A startup technology company, AppZen, has introduced new technology that is leveraging artificial intelligence to examine expense reports for signs of fraud.
“We are an AI company and we’ve built a solution for back-office automation,” AppZen CEO Anant Kale told me. “As part of that, our first focus area is back office expense processing, which is essentially how to find compliance issues within expenses. We are focusing on automating the research and reasoning that human auditors do today and putting it into machines.”

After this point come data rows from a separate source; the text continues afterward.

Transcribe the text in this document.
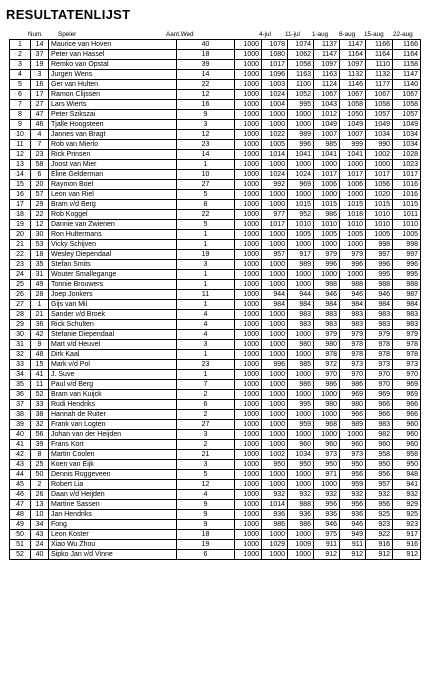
RESULTATENLIJST
Num. Speler	Aant.Wed	4-jul 11-jul 1-aug 8-aug 15-aug 22-aug
1	14	Maurice van Hoven	40	1000	1078	1074	1137	1147	1166	1166
2	37	Peter van Hassel	18	1000	1080	1062	1147	1164	1164	1164
3	19	Remko van Opstal	39	1000	1017	1058	1097	1097	1110	1158
4	3	Jurgen Wens	14	1000	1096	1163	1163	1132	1132	1147
5	16	Ger van Hulten	22	1000	1003	1100	1124	1146	1177	1140
6	17	Ramon Clijssen	12	1000	1024	1052	1067	1067	1067	1067
7	27	Lars Wierts	16	1000	1004	995	1043	1058	1058	1058
8	47	Peter Szikszai	9	1000	1000	1000	1012	1050	1057	1057
9	46	Tjalle Hoogsteen	3	1000	1000	1000	1049	1049	1049	1049
10	4	Jannes van Bragt	12	1000	1022	989	1007	1007	1034	1034
11	7	Rob van Mierlo	23	1000	1005	996	985	999	990	1034
12	23	Rick Prinsen	14	1000	1014	1041	1041	1041	1002	1028
13	58	Joost van Mier	1	1000	1000	1000	1000	1000	1000	1023
14	6	Eline Gelderman	10	1000	1024	1024	1017	1017	1017	1017
15	20	Raymon Boel	27	1000	992	969	1006	1006	1056	1016
16	57	Leon van Riel	5	1000	1000	1000	1000	1000	1020	1016
17	29	Bram v/d Berg	8	1000	1000	1015	1015	1015	1015	1015
18	22	Rob Koggel	22	1000	977	952	986	1018	1010	1011
19	12	Dannie van Zwienen	5	1000	1017	1010	1010	1010	1010	1010
20	30	Ron Hultermans	1	1000	1000	1005	1005	1005	1005	1005
21	53	Vicky Schijven	1	1000	1000	1000	1000	1000	998	998
22	18	Wesley Diependaal	19	1000	957	917	979	979	997	997
23	35	Stefan Smits	3	1000	1000	989	996	996	996	996
24	31	Wouter Smallegange	1	1000	1000	1000	1000	1000	995	995
25	49	Tonnie Brouwers	1	1000	1000	1000	988	988	988	988
26	28	Joep Jonkers	11	1000	944	944	946	946	946	987
27	1	Gijs van Mil	1	1000	984	984	984	984	984	984
28	21	Sander v/d Broek	4	1000	1000	983	983	983	983	983
29	36	Rick Schulten	4	1000	1000	983	983	983	983	983
30	42	Stefanie Diependaal	4	1000	1000	1000	979	979	979	979
31	9	Mart v/d Heuvel	3	1000	1000	980	980	978	978	978
32	48	Dirk Kaal	1	1000	1000	1000	978	978	978	978
33	15	Mark v/d Pol	23	1000	996	985	972	973	973	973
34	41	J. Suve	1	1000	1000	1000	970	970	970	970
35	11	Paul v/d Berg	7	1000	1000	986	986	986	970	969
36	52	Bram van Kuijck	2	1000	1000	1000	1000	969	969	969
37	33	Rudi Hendriks	6	1000	1000	995	980	980	966	966
38	38	Hannah de Ruiter	2	1000	1000	1000	1000	966	966	966
39	32	Frank van Logten	27	1000	1000	959	968	989	983	960
40	56	Johan van der Heijden	3	1000	1000	1000	1000	1000	982	960
41	39	Frans Kort	2	1000	1000	960	960	960	960	960
42	8	Martin Coolen	21	1000	1002	1034	973	973	958	958
43	25	Koen van Eijk	3	1000	950	950	950	950	950	950
44	50	Dennis Roggeveen	5	1000	1000	1000	971	956	956	948
45	2	Robert Lia	12	1000	1000	1000	1000	959	957	941
46	26	Daan v/d Heijden	4	1000	932	932	932	932	932	932
47	13	Martine Sassen	9	1000	1014	988	956	956	956	929
48	10	Jan Hendriks	9	1000	936	936	936	936	925	925
49	34	Fong	9	1000	986	986	946	946	923	923
50	43	Leon Koster	18	1000	1000	1000	975	949	922	917
51	24	Xiao Wu Zhou	19	1000	1029	1009	911	911	916	916
52	40	Sipko Jan v/d Vinne	6	1000	1000	1000	912	912	912	912
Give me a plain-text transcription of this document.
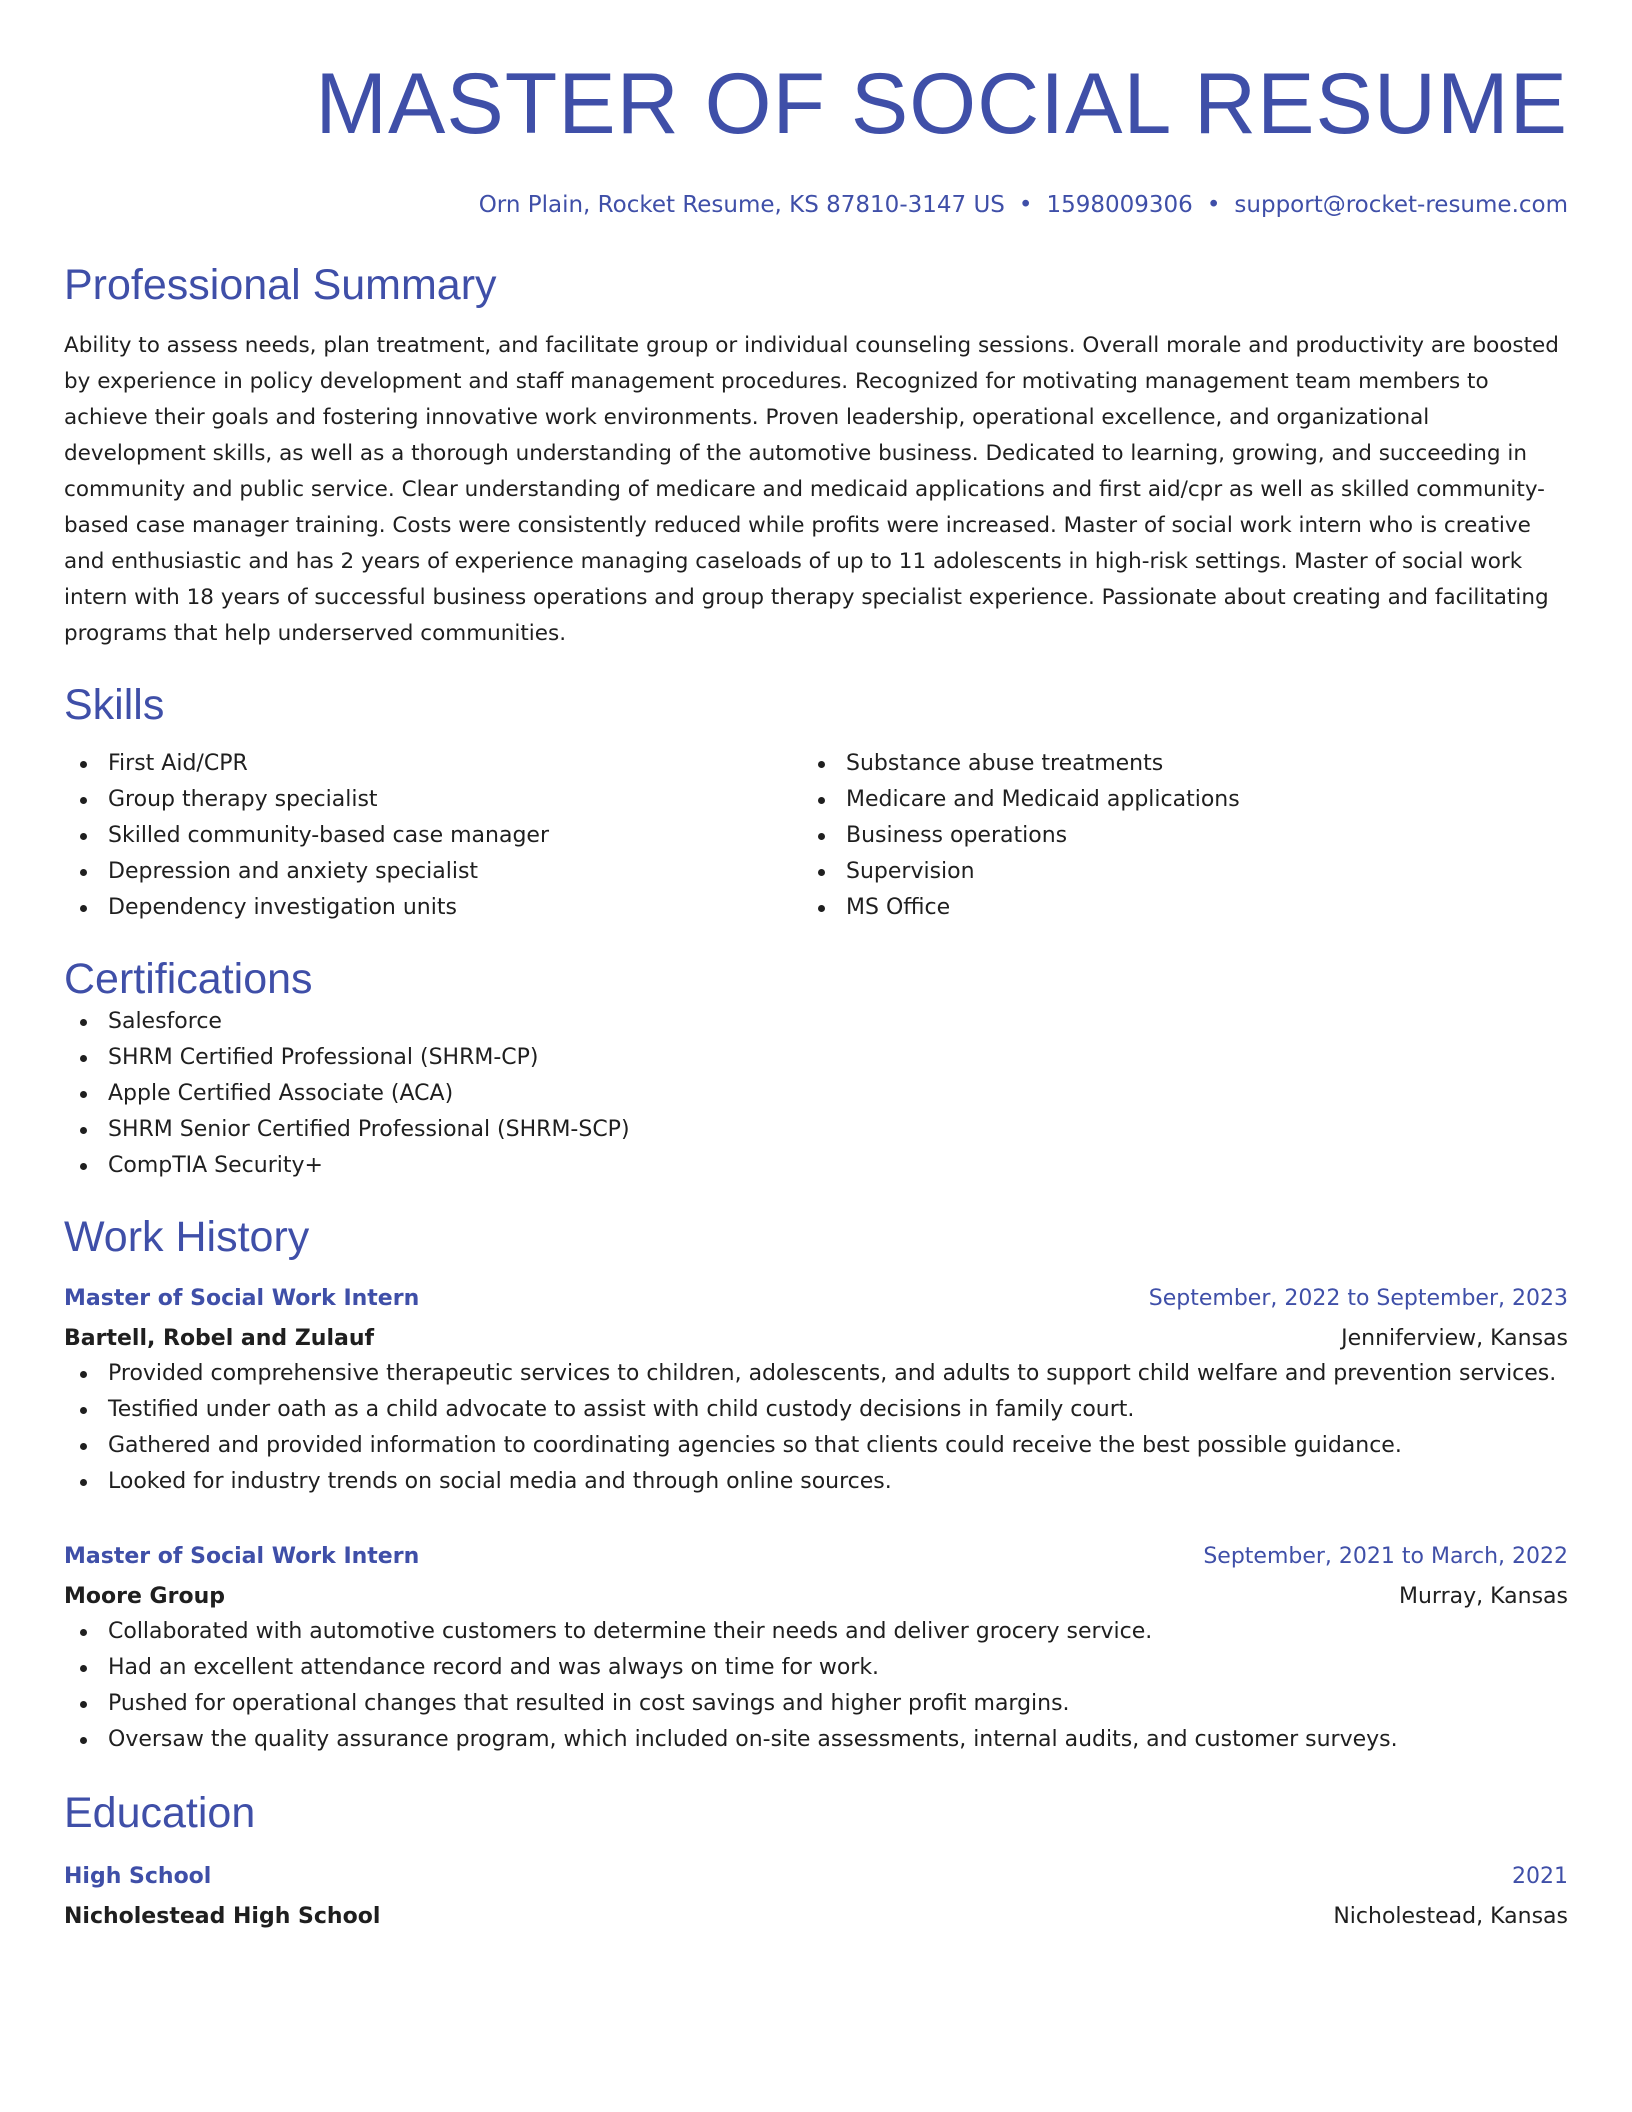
MASTER OF SOCIAL RESUME
Orn Plain, Rocket Resume, KS 87810-3147 US • 1598009306 • support@rocket-resume.com
Professional Summary

Ability to assess needs, plan treatment, and facilitate group or individual counseling sessions. Overall morale and productivity are boosted by experience in policy development and staff management procedures. Recognized for motivating management team members to achieve their goals and fostering innovative work environments. Proven leadership, operational excellence, and organizational development skills, as well as a thorough understanding of the automotive business. Dedicated to learning, growing, and succeeding in community and public service. Clear understanding of medicare and medicaid applications and first aid/cpr as well as skilled community-based case manager training. Costs were consistently reduced while profits were increased. Master of social work intern who is creative and enthusiastic and has 2 years of experience managing caseloads of up to 11 adolescents in high-risk settings. Master of social work intern with 18 years of successful business operations and group therapy specialist experience. Passionate about creating and facilitating programs that help underserved communities.

Skills
First Aid/CPR
Group therapy specialist
Skilled community-based case manager
Depression and anxiety specialist
Dependency investigation units
Substance abuse treatments
Medicare and Medicaid applications
Business operations
Supervision
MS Office
Certifications
Salesforce
SHRM Certified Professional (SHRM-CP)
Apple Certified Associate (ACA)
SHRM Senior Certified Professional (SHRM-SCP)
CompTIA Security+
Work History
Master of Social Work Intern	September, 2022 to September, 2023
Bartell, Robel and Zulauf	Jenniferview, Kansas
Provided comprehensive therapeutic services to children, adolescents, and adults to support child welfare and prevention services.
Testified under oath as a child advocate to assist with child custody decisions in family court.
Gathered and provided information to coordinating agencies so that clients could receive the best possible guidance.
Looked for industry trends on social media and through online sources.
Master of Social Work Intern	September, 2021 to March, 2022
Moore Group	Murray, Kansas
Collaborated with automotive customers to determine their needs and deliver grocery service.
Had an excellent attendance record and was always on time for work.
Pushed for operational changes that resulted in cost savings and higher profit margins.
Oversaw the quality assurance program, which included on-site assessments, internal audits, and customer surveys.
Education
High School	2021
Nicholestead High School	Nicholestead, Kansas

Kale noted that most companies don’t really audit anywhere near all of their expense reports. “Today most companies are doing some sort of random sampling or threshold-based expense audits, literally auditing 1 to 15 percent of their expense reports,” he said. “The problem we are trying to tackle is there are lots of expense automation systems, companies like Concur and Oracle, whom we partner with, which are very good at letting companies put their expense policies in, things like how much you can spend on a meal and when employees exceed that. But what they don’t really check is the truthfulness of the data that comes in. Companies expect their managers to do that when they are approving an expense report, and as we all know, managers routinely just approve expense reports.”
AppZen’s AI engine checks and reviews the expenses and extracts the data. It will look at receipts to see if alcohol was consumed and if that accords with company policy.
“Our technology can figure out if a receipt is for a minibar or if it has the names of cocktails,” said Kale. “It can basically detect between 10,000 different brands of alcohol.”
The technology also checks to make sure the restaurants claimed on expense reports are legitimate, going so far as scanning social media sites for reviews. For outside people who are claimed as guests at meals, AppZen will check news reports and the list of prohibited people from the U.S. Treasury Department’s Office of Foreign Assets Control to find out if they are associated with criminal activity that could get a company in trouble.
“If you’re putting in a $300 expense, nobody knows if the names of the attendees are real or not,” said Kale. “It’s difficult for auditors to check.”
AppZen estimates that expense report fraud costs companies $10 billion per year, 10 times more than the amount estimated by J.P. Morgan and more than the $6 billion estimated by the Association of Certified Fraud Examiners. However, AppZen’s estimates are only based on the expense reports of its 15 original customers (the company now has about two dozen customers). Still, its customer base includes high-profile companies like Comcast, Hitachi and Cantor Fitzgerald. The company launched the product last year and in June it scored a $2.9 million seed round of funding.
“Our job is to save money for customers and to show that to the company,” said Kale. “Over a period of time employees know this is going to get caught.”